The BBC is testing a fix for problems experienced by iPad users when using the iPlayer app. The fix is eagerly awaited by many iPad users, some of whom reported not being able to watch programmes when the app was launched back in February.
Problems reported include: programmes playing for a few minutes only; programmes playing via the web but not via the app; only "live" programmes playing in the app; being told to switch to Wi-Fi even when already connected to it for the app and website (this author included); and programmes not playing in the app or via the website.
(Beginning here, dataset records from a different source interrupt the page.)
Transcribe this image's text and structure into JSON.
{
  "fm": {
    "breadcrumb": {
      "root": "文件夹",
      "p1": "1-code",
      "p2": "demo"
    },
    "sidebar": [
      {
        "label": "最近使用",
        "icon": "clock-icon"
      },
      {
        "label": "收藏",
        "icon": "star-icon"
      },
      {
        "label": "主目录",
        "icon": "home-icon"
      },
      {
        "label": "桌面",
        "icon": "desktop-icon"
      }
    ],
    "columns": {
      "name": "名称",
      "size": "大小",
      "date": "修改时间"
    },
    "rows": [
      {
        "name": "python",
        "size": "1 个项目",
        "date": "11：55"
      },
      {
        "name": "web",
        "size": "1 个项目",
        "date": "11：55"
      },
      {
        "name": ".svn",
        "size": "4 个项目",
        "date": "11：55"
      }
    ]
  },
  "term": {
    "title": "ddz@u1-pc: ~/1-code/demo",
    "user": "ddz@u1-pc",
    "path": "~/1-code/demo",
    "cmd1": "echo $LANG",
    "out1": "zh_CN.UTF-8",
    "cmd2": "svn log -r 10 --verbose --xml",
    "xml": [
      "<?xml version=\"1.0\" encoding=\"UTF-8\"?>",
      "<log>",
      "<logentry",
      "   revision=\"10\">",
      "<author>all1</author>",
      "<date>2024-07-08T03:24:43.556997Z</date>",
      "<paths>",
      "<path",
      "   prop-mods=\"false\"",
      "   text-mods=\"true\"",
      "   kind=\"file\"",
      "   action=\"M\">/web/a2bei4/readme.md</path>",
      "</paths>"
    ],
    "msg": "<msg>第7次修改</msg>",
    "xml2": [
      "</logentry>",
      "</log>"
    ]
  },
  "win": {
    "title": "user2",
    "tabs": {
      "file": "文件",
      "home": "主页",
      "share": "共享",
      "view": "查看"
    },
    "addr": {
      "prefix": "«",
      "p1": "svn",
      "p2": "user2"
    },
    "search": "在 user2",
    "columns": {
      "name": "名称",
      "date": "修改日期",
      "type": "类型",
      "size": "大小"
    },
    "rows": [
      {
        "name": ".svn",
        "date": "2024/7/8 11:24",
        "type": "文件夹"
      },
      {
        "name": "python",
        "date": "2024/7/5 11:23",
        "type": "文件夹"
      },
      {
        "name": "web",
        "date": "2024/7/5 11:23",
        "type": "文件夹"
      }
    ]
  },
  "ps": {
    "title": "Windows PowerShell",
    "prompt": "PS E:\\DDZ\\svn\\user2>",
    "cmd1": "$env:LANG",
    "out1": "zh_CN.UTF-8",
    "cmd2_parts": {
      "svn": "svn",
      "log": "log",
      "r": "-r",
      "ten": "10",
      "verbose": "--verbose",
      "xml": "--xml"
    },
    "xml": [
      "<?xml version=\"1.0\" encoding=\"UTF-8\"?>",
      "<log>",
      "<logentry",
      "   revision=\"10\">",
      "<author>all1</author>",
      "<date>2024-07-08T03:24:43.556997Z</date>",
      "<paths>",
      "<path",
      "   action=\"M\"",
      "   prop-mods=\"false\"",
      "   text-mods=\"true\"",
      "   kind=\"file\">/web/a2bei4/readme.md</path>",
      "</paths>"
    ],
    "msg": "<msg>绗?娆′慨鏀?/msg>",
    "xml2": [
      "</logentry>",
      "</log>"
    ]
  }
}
The most common error message within the app is: "Failed to load programme, please try again later". Some users report being able to watch programmes before the app was introduced, but unable to now either using the app or via the Web.
It is not clear what percentage of iPad users are affected. The BBC says that there have been 900,000 iPad app downloads, but that only a small minority of users have had problems, although it admits many have reported problems to the BBC iPlayer message board. Others have made similar complaints on ipadforums.net.
The matter was aired publicly for the first time on BBC Radio Four.
Speaking on morning show You&Yours last week, Daniel Danker, general manager of BBC programmes on demand, said: "For the vast majority there have been no problems, but for a small group of folks programmes have just not played very well and that's been very frustrating. So we have been listening to the forums to work out where the problem is and produced a fix which some members of the public are beta testing for us.
"A fix is just around the corner but I cannot say when it will be released until we are sure that it works."
Danker said the problem was too technical to explain to a Radio Four audience: "I'd be happy to explain it to you but I think you will find it is overly technical."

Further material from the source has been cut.